Prigioniere e prigionieri
I prigionieri sono tutti uguali e le prigioni, a volte pure. Ognuno si ritaglia un carcere personale, un luogo da cui non si può o non si vuole andare via, a nessun costo o quasi. La "prigione" di Raffaella si trovava in un modestissimo bilocale nel rione Ferrovieri: caseggiati popolari degli anni 50, aggrappati al promontorio che chiudeva la spiaggia.
Quel giorno Raffaella era così stanca che non riusciva ad entrare nel box della doccia, perciò aggrappata al lavandino si limitava a lavarsi il viso, il collo, le braccia, le ascelle ancora madide: aveva lavorato per undici ore filate, era stata una fatica bestiale, un lavoro animalesco, un tour de force infernale: sciacquó con cura le mani, le asciugò, guardo' con attenzione la pelle del palmo: non era più gialla del dovuto? Avvicino 'la mano al naso, ecco, lo risentiva, c'era ancora quell'odore di marcio cosa aveva toccato? Rilavó le mani, le riasciugo',niente, era da dentro che arrivava quel lezzo, quell'aroma acido,immagino 'che anche gli altri potessero sentirlo, li vide gli altri ,ritrarsi con disgusto; forse é per questo che Roberto l'aveva lasciata, aveva sentito per primo quell'odore di fiori sfatti, quel presagio di decomposizione?
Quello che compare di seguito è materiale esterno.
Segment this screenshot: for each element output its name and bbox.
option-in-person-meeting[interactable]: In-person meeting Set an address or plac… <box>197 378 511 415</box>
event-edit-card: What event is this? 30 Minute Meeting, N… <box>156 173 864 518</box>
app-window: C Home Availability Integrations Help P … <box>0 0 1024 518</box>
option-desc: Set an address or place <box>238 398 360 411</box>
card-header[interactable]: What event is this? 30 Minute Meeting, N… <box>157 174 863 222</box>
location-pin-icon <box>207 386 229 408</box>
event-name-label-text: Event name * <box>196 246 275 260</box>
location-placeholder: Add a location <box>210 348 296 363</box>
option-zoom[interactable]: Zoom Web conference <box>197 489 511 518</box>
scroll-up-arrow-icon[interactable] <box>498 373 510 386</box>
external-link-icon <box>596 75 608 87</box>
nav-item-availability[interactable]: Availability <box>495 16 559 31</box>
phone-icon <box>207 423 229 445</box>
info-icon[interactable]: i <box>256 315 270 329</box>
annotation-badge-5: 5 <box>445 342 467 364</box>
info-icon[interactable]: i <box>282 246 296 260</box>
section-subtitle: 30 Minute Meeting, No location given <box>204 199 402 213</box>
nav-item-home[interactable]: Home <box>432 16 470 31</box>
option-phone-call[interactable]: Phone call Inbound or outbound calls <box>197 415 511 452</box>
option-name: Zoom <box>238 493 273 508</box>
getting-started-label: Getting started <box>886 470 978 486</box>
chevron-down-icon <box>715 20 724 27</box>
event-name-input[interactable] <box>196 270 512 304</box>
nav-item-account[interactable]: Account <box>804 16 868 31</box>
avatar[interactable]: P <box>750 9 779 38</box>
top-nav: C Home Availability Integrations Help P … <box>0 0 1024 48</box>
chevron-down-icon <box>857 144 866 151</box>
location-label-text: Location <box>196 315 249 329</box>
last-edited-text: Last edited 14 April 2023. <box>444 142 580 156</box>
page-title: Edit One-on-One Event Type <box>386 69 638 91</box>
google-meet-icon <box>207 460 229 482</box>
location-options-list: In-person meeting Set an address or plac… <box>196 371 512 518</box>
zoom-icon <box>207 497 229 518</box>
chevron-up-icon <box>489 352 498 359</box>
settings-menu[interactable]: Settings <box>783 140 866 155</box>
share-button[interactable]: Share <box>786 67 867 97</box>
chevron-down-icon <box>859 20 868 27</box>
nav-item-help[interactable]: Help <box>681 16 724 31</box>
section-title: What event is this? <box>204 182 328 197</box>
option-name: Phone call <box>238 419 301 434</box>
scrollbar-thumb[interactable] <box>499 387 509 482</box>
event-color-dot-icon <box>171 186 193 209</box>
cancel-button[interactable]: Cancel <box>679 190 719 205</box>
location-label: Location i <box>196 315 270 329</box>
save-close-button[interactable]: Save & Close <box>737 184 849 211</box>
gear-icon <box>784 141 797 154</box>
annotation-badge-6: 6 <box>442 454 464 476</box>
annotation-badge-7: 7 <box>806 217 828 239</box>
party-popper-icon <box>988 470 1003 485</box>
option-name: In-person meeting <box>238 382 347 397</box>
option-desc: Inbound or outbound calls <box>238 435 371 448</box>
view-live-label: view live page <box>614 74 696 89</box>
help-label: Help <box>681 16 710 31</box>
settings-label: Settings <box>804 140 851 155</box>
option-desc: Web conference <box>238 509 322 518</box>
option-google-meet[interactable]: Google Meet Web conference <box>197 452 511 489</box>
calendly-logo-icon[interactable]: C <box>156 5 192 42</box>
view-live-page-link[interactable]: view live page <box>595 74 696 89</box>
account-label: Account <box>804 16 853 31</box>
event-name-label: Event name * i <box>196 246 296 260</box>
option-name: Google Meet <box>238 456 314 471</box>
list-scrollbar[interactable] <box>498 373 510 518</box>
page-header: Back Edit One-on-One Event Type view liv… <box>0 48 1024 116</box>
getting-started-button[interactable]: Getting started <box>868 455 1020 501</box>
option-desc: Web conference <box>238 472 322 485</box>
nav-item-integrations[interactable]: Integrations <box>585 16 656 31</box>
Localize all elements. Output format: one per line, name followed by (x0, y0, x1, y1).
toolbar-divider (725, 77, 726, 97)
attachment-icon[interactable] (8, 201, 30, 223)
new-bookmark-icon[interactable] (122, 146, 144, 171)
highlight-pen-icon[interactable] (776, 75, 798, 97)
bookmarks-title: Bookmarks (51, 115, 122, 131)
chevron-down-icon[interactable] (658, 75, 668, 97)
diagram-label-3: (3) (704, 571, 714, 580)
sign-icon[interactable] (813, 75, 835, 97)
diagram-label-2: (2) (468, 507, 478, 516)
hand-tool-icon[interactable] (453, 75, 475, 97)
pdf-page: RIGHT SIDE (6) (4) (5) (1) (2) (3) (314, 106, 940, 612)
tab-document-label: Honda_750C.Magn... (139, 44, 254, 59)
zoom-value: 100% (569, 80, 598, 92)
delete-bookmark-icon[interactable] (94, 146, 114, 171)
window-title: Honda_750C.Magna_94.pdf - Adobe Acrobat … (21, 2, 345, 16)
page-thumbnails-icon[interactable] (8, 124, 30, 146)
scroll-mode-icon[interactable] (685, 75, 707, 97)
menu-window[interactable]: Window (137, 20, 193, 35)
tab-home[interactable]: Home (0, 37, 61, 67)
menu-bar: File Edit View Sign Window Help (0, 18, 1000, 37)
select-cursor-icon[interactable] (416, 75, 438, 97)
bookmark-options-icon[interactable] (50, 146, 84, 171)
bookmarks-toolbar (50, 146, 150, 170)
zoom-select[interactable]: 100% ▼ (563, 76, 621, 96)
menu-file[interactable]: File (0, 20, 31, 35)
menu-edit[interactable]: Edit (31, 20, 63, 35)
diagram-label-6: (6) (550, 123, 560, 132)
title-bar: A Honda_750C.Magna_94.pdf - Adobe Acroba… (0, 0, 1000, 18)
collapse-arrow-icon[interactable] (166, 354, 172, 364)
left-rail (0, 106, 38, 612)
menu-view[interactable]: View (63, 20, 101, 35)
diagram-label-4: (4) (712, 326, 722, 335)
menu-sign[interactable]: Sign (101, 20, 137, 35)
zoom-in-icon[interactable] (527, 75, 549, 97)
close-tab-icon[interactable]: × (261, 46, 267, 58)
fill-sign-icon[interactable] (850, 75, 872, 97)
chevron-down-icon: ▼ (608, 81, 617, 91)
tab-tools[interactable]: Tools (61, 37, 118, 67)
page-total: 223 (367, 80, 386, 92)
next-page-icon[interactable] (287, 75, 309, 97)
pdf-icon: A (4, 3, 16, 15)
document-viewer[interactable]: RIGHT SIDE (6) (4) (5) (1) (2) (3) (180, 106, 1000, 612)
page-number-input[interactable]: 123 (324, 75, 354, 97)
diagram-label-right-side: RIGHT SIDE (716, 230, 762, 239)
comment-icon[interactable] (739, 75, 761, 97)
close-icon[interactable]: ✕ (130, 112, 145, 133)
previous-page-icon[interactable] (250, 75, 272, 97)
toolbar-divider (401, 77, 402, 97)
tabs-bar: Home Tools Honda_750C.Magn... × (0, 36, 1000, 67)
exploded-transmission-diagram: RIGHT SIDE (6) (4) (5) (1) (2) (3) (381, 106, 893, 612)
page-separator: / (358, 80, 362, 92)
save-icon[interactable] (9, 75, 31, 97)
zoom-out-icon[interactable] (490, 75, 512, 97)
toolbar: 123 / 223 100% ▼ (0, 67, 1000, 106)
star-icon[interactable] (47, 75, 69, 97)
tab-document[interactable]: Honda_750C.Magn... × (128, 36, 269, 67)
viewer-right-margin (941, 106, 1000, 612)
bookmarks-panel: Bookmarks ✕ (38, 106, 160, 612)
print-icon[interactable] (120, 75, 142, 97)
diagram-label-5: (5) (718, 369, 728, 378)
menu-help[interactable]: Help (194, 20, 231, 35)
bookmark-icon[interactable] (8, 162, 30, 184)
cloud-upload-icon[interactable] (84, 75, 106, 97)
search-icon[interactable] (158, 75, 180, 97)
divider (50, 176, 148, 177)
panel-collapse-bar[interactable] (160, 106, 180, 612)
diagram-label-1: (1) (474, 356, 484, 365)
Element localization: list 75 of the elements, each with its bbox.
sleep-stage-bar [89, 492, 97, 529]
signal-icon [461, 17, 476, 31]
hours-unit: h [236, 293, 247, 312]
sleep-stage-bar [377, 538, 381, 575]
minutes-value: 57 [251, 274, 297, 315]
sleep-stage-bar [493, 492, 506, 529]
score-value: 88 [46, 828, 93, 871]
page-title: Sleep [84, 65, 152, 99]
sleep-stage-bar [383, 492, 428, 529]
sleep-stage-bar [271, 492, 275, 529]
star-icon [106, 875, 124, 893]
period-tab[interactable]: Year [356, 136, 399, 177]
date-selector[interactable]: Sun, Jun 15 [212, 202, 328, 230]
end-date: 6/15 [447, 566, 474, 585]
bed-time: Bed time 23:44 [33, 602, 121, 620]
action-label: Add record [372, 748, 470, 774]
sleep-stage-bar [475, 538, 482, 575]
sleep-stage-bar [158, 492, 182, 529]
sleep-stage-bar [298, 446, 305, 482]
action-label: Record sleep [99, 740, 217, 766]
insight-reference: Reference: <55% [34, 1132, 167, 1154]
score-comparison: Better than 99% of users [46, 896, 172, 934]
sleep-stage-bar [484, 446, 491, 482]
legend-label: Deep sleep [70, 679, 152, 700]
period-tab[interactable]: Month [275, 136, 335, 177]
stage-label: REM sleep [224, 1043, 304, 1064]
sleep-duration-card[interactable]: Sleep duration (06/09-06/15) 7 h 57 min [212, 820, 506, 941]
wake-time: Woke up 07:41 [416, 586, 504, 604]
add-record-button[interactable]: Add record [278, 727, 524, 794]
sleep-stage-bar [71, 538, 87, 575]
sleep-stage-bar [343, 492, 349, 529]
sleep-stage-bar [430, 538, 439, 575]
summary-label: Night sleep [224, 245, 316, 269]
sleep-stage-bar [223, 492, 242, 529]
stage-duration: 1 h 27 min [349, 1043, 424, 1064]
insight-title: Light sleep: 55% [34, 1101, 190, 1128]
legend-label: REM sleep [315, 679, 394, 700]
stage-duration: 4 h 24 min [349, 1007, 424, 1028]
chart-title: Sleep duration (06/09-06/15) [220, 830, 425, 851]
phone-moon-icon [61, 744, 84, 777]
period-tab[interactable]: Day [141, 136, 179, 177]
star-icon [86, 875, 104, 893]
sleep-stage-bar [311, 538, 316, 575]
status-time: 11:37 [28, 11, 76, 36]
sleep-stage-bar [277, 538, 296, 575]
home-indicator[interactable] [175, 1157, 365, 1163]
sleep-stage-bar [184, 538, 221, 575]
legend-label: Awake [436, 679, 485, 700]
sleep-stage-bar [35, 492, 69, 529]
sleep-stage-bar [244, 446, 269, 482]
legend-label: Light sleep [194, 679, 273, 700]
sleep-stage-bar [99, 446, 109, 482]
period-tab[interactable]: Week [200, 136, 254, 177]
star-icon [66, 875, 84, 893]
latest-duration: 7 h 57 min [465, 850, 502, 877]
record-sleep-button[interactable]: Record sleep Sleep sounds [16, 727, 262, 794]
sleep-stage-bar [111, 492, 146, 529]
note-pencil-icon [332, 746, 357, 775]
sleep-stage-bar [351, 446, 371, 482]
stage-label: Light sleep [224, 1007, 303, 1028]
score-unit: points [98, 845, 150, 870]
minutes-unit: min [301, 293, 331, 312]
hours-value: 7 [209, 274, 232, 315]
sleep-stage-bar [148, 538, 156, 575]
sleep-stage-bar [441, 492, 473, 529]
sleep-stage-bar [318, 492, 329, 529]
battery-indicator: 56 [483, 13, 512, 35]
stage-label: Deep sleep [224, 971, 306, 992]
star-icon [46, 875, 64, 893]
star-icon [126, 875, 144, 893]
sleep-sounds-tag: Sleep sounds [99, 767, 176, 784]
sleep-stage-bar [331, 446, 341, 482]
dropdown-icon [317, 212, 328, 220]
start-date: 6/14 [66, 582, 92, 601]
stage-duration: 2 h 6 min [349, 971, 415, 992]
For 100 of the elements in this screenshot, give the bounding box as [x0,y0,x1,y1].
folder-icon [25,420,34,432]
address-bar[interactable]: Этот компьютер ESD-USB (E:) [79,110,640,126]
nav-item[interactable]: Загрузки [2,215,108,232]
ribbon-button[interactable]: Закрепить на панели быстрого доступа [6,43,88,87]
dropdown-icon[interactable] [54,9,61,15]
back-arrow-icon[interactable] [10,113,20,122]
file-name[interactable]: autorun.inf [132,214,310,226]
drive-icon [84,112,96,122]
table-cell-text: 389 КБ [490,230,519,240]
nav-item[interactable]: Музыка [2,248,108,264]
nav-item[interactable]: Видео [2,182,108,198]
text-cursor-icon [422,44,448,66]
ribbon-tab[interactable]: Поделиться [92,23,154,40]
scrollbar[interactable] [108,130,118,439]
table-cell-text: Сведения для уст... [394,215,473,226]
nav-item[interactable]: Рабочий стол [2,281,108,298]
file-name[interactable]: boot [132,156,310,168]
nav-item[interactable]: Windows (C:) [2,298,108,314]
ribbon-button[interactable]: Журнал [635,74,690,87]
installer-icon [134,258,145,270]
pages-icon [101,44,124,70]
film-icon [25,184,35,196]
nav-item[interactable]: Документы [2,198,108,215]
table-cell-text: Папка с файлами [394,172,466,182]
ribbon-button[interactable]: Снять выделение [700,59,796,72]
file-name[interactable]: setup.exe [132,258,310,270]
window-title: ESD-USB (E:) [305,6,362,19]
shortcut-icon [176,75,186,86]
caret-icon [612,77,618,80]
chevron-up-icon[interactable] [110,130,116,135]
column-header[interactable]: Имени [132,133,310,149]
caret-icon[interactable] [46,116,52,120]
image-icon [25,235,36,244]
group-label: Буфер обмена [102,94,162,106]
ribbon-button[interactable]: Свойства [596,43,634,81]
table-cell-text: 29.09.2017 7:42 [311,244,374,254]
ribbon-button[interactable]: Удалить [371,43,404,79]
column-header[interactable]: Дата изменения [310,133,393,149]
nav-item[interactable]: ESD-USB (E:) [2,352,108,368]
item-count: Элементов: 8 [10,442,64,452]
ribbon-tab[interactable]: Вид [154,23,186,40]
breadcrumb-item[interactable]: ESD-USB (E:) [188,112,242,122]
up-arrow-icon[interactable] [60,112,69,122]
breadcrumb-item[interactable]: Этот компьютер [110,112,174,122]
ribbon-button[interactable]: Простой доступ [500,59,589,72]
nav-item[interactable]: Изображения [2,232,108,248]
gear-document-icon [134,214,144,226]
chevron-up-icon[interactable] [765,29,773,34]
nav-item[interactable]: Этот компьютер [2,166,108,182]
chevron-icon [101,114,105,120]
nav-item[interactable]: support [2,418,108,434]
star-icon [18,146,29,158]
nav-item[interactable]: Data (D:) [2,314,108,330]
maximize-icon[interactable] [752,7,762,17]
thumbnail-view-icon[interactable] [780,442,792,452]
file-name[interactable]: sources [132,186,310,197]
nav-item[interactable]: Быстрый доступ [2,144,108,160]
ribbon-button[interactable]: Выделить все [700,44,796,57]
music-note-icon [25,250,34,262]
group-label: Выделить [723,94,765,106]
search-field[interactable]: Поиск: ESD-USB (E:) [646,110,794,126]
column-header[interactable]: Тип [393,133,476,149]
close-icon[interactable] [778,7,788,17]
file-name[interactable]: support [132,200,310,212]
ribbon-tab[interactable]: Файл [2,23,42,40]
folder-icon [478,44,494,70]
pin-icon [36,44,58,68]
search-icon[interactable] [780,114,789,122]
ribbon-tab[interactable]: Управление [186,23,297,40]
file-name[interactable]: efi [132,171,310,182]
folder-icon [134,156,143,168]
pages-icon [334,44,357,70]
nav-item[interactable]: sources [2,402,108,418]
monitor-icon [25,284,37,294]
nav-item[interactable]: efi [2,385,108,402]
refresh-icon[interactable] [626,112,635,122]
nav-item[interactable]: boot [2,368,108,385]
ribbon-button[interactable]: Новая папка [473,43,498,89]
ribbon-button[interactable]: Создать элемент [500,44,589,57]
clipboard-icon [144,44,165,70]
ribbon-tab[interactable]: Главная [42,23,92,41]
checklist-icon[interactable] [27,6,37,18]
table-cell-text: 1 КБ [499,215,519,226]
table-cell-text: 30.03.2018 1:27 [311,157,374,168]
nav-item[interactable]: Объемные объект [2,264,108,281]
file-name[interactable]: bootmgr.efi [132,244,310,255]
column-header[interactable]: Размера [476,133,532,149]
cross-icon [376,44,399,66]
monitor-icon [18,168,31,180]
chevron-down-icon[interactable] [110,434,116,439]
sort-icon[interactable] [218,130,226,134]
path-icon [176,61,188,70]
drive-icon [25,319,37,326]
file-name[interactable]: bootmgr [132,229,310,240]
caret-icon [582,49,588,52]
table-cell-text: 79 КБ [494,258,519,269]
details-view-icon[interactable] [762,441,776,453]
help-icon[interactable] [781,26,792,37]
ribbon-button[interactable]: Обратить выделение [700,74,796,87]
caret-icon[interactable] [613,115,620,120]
Fin da bambina era perseguitata dagli odori, da piccolissima piangeva lamentandosi per un certo odore di Giacobbe, una puzza di gomma bruciata che solo lei era in grado di sentire ,sopratutto quando rimaneva a casa, da sola, nelle squallide stanzette, o quando, a scuola, restava seduta in un angolo, snobbata dalle compagne eleganti e smorfiose, mentre lei si tirava su una gonna troppo larga regalatele da una cugina più ricca. Sorrise comunque guardando il davanzale: i suoi gerani giapponesi erano fioriti e lei aspiró confortata quel lieve odore di menta che solo lei avvertiva.
Il treno delle sette passó sferragliando i binari correvano sulla scogliera artificiale e i grossi macigni di granito chiudevano una fantastica spiaggia, con una torre angioina che si stagliava contro il cielo turchino, era solo un antico fortino, una vecchia prigione militare borbonica ,abbandonata da molto tempo ,conosciuta con il nome romantico di torre di sabbia ,ma in effetti ,offriva rifugio solo ai piccioni e a Severino.
Nella stanza umida dell'antico fortilizio Severino cercava di vestirsi ,ma i bottoni sfuggivano maligni dalle asole e i dentini della cerniera ,si ostinavano ad incepparsi, Severino mugugnava ,pensava che pure gli abiti ,come i cani ,sanno parlare e i suoi dicevano di essere sporchi, imbevuti di vino tracannato in fretta, sudati e stanchi di coprire una pelle mal lavata, tutto congiurava contro di lui eppure il grosso sapone di Marsiglia si fece trovare senza difficoltà ,quel mattino e scorreva docile sulla sua pelle squamosa, e la nei mulinelli dell'acqua saponata Severino vedeva un altro gorgo che si ritraeva,era un fiume oscuro, che trascinava qualcosa ,ma cosa? Erano le sette e il treno passando scosse i vetri della finestra di Dora, a volte le prigioni sono delle piccole graziose villette a schiera come quella che la parsimoniosa parrucchiera ventiduenne aveva pagato con mutui e prestiti.
Dora era sveglia o per meglio dire aveva gli occhi aperti come la sera prima, non aveva dormito affatto, preparo 'stancamente la colazione ,poi indossó l'enorme camicione ,che nelle intenzioni ,avrebbe dovuto mascherare la sua obesità ,si guardo 'allo specchio e penso' mestamente che non ci sono vestiti più oltraggiosi di quelli destinati alle persone grasse: tessuti mediocri,colori obsoleti per quella parte dell'umanità che avrebbe dovuto passare inosservata o forse sparire del tutto; il camicione era pure mal tagliato , si quella mattina andava tutto storto, eppure fin dall'alba aveva sentito tintinnare delle campanelle, piccoli gingilli d'argento, come quelli che usava sua madre ,quando Dora era bambina ,la svegliava così ,agitando le piccole, preziose campanule.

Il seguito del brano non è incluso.